Singly poled thin film lithium niobate waveguide as a tunable source of photon pairs across telecom band

TL;DR

This paper presents a design for a lithium niobate waveguide that can generate tunable, spectrally diverse photon pairs across telecom bands, useful for quantum optics applications.

Contribution

It introduces a strongly dispersive, singly poled TFLN waveguide enabling two distinct SPDC processes with a single poling period, enhancing photon pair source versatility.

Findings

Enables generation of photon pairs at 1310 nm and 1550 nm with one process.

Produces spectrally uncorrelated photon pairs at 1533 nm and 1567 nm.
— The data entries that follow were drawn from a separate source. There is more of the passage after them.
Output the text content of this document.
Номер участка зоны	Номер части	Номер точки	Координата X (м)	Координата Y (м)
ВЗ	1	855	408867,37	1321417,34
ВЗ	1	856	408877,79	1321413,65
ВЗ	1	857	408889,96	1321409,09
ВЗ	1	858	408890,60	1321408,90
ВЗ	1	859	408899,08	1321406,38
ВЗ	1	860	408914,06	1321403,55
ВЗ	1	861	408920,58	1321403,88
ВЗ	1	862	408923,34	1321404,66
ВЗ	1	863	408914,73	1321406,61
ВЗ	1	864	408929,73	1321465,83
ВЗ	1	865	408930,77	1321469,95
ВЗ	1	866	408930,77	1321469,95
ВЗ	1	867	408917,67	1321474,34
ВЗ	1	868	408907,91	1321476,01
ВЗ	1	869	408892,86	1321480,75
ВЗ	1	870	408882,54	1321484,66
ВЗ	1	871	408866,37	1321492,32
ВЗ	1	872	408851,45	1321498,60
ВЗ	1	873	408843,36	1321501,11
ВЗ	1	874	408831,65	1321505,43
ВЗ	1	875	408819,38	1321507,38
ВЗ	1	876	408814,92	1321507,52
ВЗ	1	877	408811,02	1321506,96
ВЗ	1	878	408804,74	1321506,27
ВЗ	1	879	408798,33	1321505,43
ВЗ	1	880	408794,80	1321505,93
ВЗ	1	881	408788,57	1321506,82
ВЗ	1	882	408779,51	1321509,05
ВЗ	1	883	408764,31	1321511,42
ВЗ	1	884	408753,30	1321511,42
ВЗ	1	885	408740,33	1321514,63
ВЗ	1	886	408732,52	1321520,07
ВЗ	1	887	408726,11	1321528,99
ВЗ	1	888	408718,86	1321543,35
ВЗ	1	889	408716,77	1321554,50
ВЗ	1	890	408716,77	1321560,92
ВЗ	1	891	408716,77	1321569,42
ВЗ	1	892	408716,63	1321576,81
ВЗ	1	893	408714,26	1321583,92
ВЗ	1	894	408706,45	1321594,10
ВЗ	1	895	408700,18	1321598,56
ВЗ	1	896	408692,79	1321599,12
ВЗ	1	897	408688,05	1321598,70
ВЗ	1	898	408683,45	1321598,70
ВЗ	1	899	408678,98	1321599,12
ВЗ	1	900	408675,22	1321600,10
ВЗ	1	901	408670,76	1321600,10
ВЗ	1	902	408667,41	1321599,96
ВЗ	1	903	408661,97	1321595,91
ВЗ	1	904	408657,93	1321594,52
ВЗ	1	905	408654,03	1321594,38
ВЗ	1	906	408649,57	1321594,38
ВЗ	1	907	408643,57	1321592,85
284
Demonstrates the waveguide's strong dispersion properties compared to other platforms.

Abstract

Spontaneous parametric down conversion (SPDC), especially in non-linear waveguides, serves as an important process to generate quantum states of light with desired properties. In this work, we report on a design of a strongly dispersive, singly poled thin film lithium niobate (TFLN) waveguide geometry which acts as a convertible source of photon pairs across telecom band with tunable spectral properties. Through our simulations, we demonstrate that by using this optimized waveguide geometry, two completely different yet desirable type II phase-matched SPDC processes are enabled using a single poling period. One process generates spectrally correlated non-degenerate photon pairs with one photon at 1310 nm (telecom O band) and the other at 1550 nm (telecom C band). The second SPDC process results in spectrally uncorrelated photon pairs in telecom C band at 1533 nm and 1567 nm respectively.We attribute this versatility of TFLN waveguide to its strong dispersion properties and make a comparative study with the existing weakly dispersive waveguide platforms. We believe that such a versatile source of photon pairs will serve as an important ingredient in various quantum optical tasks which require photons at different telecom bands and desired spectral properties.